PowerRes is something similar to what you said, about submitting work online to do large calculations
I can see, that would be the best direction for rendering and certain AI software like we are discussing.
But in fairness, given the description of Medieval Total War gaming strategy above - I think that the best way to approach something like a building for the public, say it be part of a campus like in UCD, DCU or Trinity - or an extension to the National Gallery of Ireland, or an Olympic Swimming Pool, or a new National COnference centre - is simply to thing of the people using the institution as dynamic units.
Doing so, by using computers to highlight pedestrian flow patterns etc, you could anticipate a heck of a lot more about a design, than simply worrying about the colour of the f*** blinds, mullions, carpets, which are nice to get right, but what architects devote much too large a portion of their time doing.
I can never help when looking at these pictures;
how much of the medieval pedestrian narrow street idea has been brought into the architecture there. How people move through the architecture - not like some really static wonder structure like a Mies van der Rohe. I guess people like James Stirling were also instrumental in bringing back some of this dynamic experience of architecture.

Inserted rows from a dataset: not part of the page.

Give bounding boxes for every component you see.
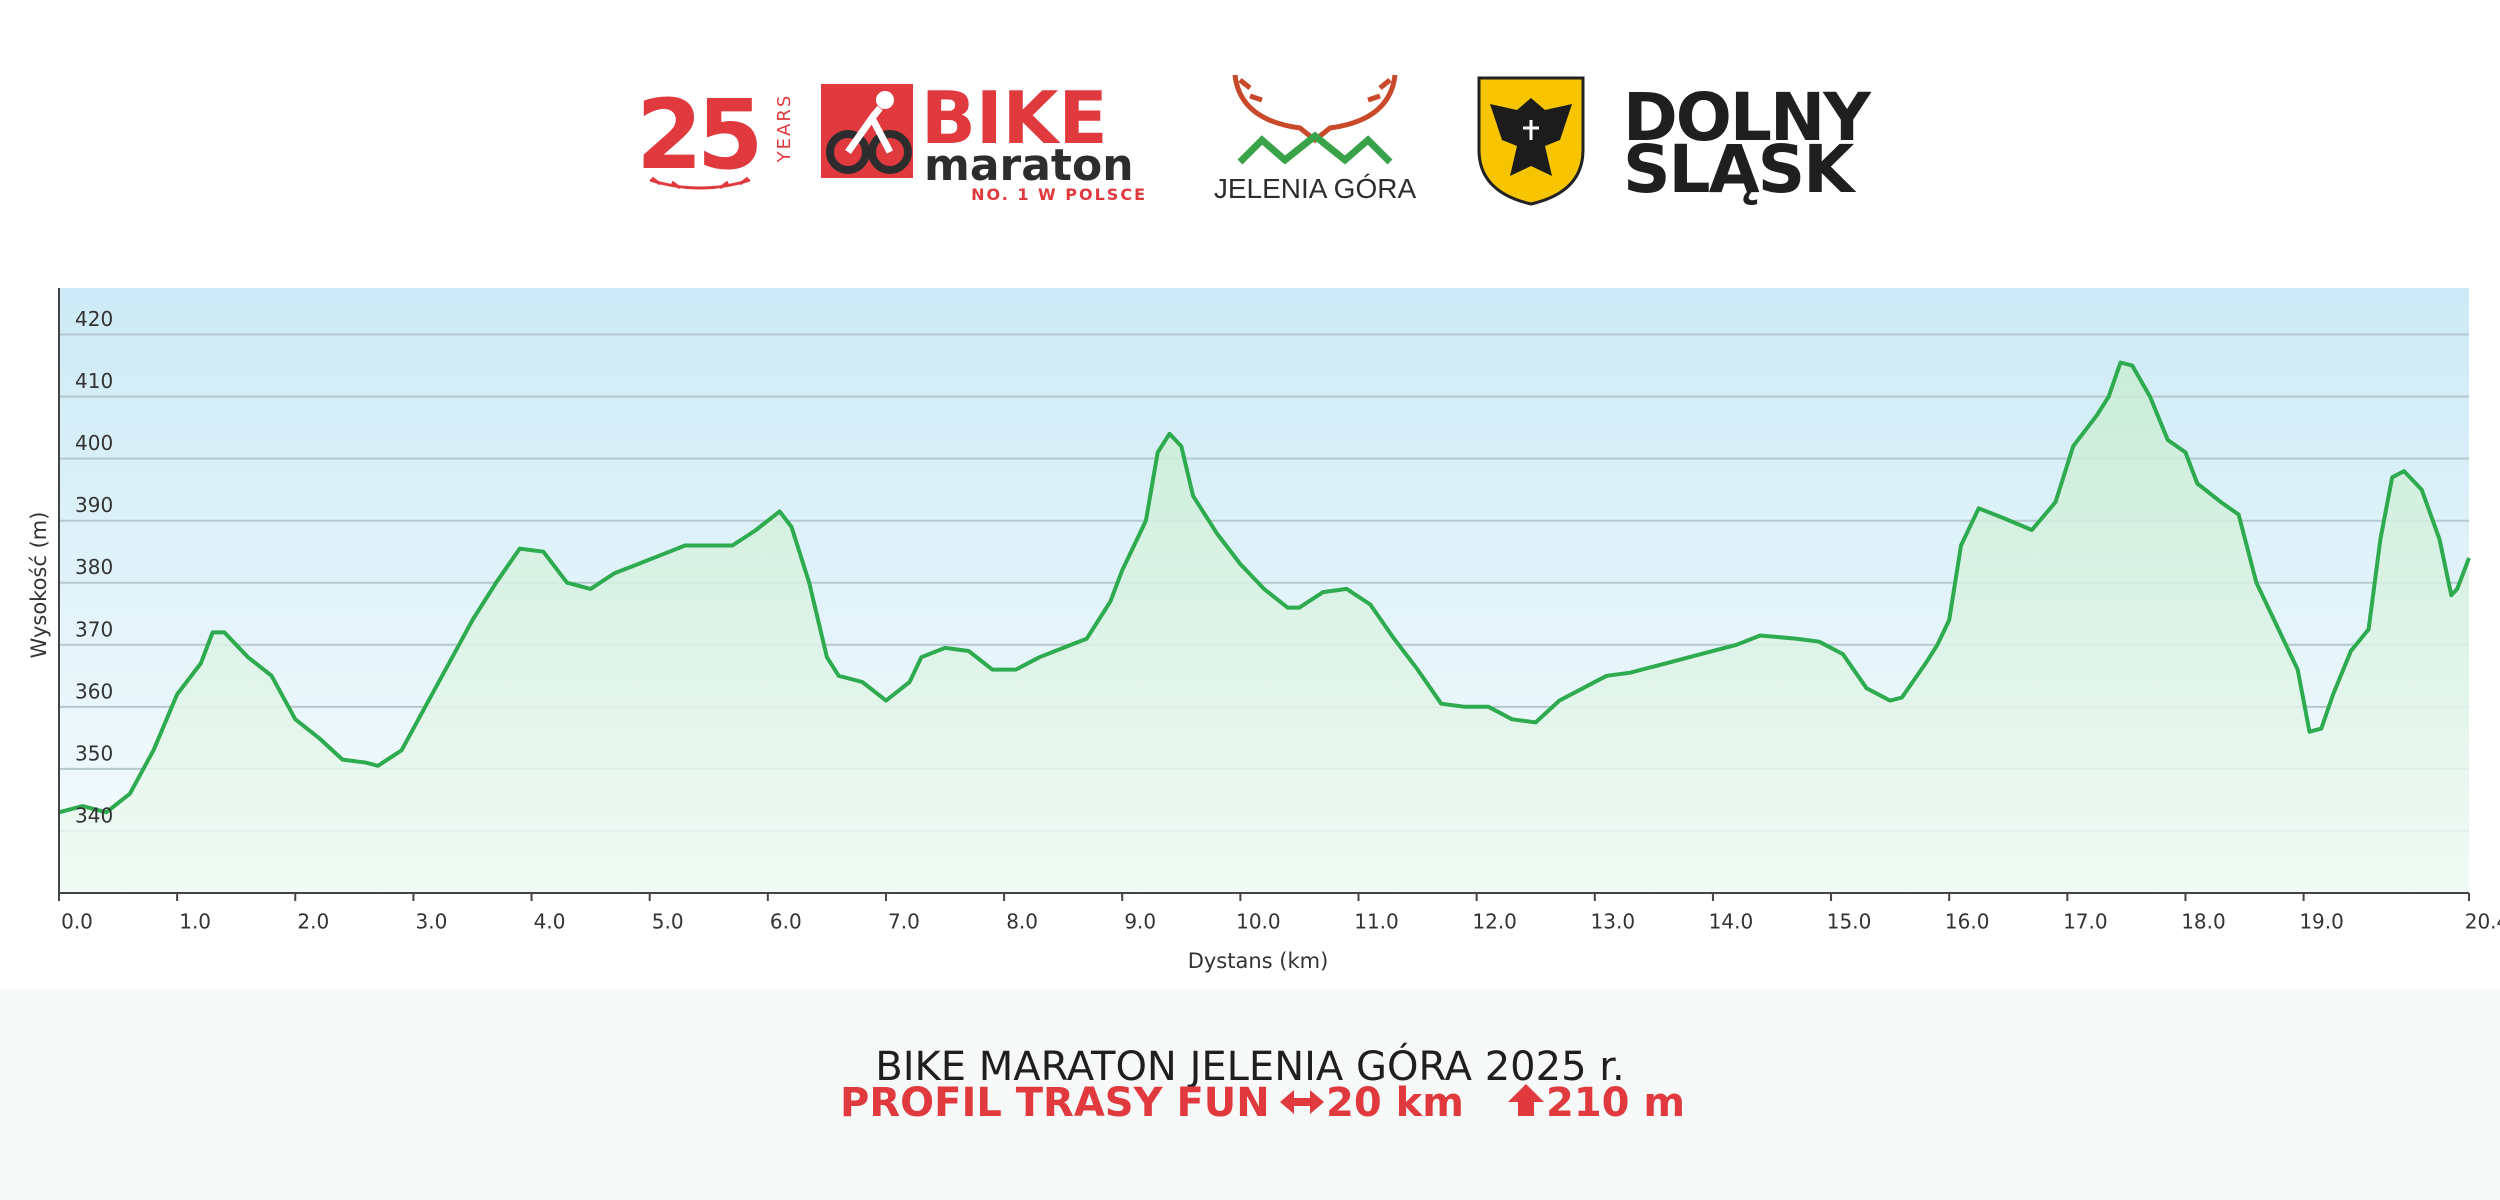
- x-axis-label: Dystans (km): [1188, 949, 1329, 973]
- brand: BIKE: [921, 76, 1108, 160]
- x-tick-label: 2.0: [297, 910, 329, 934]
- wheel: [868, 130, 912, 174]
- city: JELENIA GÓRA: [1214, 173, 1417, 204]
- x-tick-label: 7.0: [888, 910, 920, 934]
- area-fill: [59, 362, 2469, 893]
- y-tick-label: 390: [75, 493, 113, 517]
- x-tick-label: 10.0: [1236, 910, 1281, 934]
- y-tick-label: 420: [75, 307, 113, 331]
- x-tick-label: 11.0: [1354, 910, 1399, 934]
- anniversary: 25: [636, 79, 758, 191]
- x-tick-label: 6.0: [770, 910, 802, 934]
- x-tick-label: 19.0: [2299, 910, 2344, 934]
- rider: [845, 105, 894, 155]
- region-line1: DOLNY: [1623, 79, 1872, 156]
- footer-bg: [0, 990, 2500, 1200]
- x-tick-label: 18.0: [2181, 910, 2226, 934]
- x-tick-label: 13.0: [1591, 910, 1636, 934]
- x-tick-label: 17.0: [2063, 910, 2108, 934]
- wheel: [826, 130, 870, 174]
- x-tick-label: 12.0: [1472, 910, 1517, 934]
- elevation-line: [58, 360, 2471, 815]
- y-tick-label: 350: [75, 741, 113, 765]
- x-tick-label: 14.0: [1709, 910, 1754, 934]
- header: 25 YEARS BIKE maraton NO. 1 W POLSCE JEL…: [636, 74, 1874, 208]
- x-tick-label: 8.0: [1006, 910, 1038, 934]
- x-tick-label: 9.0: [1124, 910, 1156, 934]
- plot: 340 350 360 370 380 390 400 410 420 0.0 1.0 2.0 3.0 4…: [58, 288, 2500, 934]
- years: YEARS: [774, 94, 795, 164]
- x-tick-label: 15.0: [1827, 910, 1872, 934]
- laurel: [649, 176, 751, 190]
- y-tick-label: 370: [75, 617, 113, 641]
- x-tick-label: 0.0: [61, 910, 93, 934]
- x-tick-label: 5.0: [652, 910, 684, 934]
- y-axis-label: Wysokość (m): [27, 512, 51, 659]
- region-line2: ŚLĄSK: [1623, 131, 1857, 208]
- x-tick-label: 20.4: [2465, 910, 2500, 934]
- climb-icon: [1508, 1084, 1544, 1116]
- y-tick-label: 400: [75, 431, 113, 455]
- footer-title: BIKE MARATON JELENIA GÓRA 2025 r.: [875, 1042, 1624, 1090]
- y-tick-label: 380: [75, 555, 113, 579]
- x-tick-label: 16.0: [1945, 910, 1990, 934]
- x-tick-label: 3.0: [416, 910, 448, 934]
- y-tick-label: 340: [75, 803, 113, 827]
- tagline: NO. 1 W POLSCE: [971, 185, 1147, 204]
- brand-sub: maraton: [924, 140, 1134, 191]
- x-tick-label: 4.0: [534, 910, 566, 934]
- antlers: [1232, 74, 1398, 144]
- footer-distance: 20 km: [1326, 1080, 1464, 1126]
- y-tick-label: 360: [75, 679, 113, 703]
- y-tick-label: 410: [75, 369, 113, 393]
- footer-subtitle: PROFIL TRASY FUN: [840, 1080, 1270, 1126]
- mountains: [1237, 131, 1393, 165]
- rider-head: [876, 91, 894, 109]
- distance-icon: [1280, 1090, 1324, 1114]
- footer-climb: 210 m: [1546, 1080, 1685, 1126]
- x-tick-label: 1.0: [179, 910, 211, 934]
- cross: [1523, 120, 1539, 140]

Then I see pictures like this one;
And I am automatically reminded that the old architecture in those days was much more inhabited, vibrant with lots of characters and busy people. Than the experience you get nowadays of medieval, which is normally something rather desolate and barren, renovated by the OPW! :-) Yeah, they had the budget for the nice paving, but something is missing.
Whenever, I come across bits of medieval embedded into parts of cities, that are still in use - I think that medieval architecture, streets and spaces really do still live. I think FIn mentions Italy being a place where that is the case - I know if I ever went there to visit, I would be looking at the architecture from that point of view.
I am not sure what kind of public liability clauses they had in medieval times though, for people falling from ramparts etc, but it was much more fun!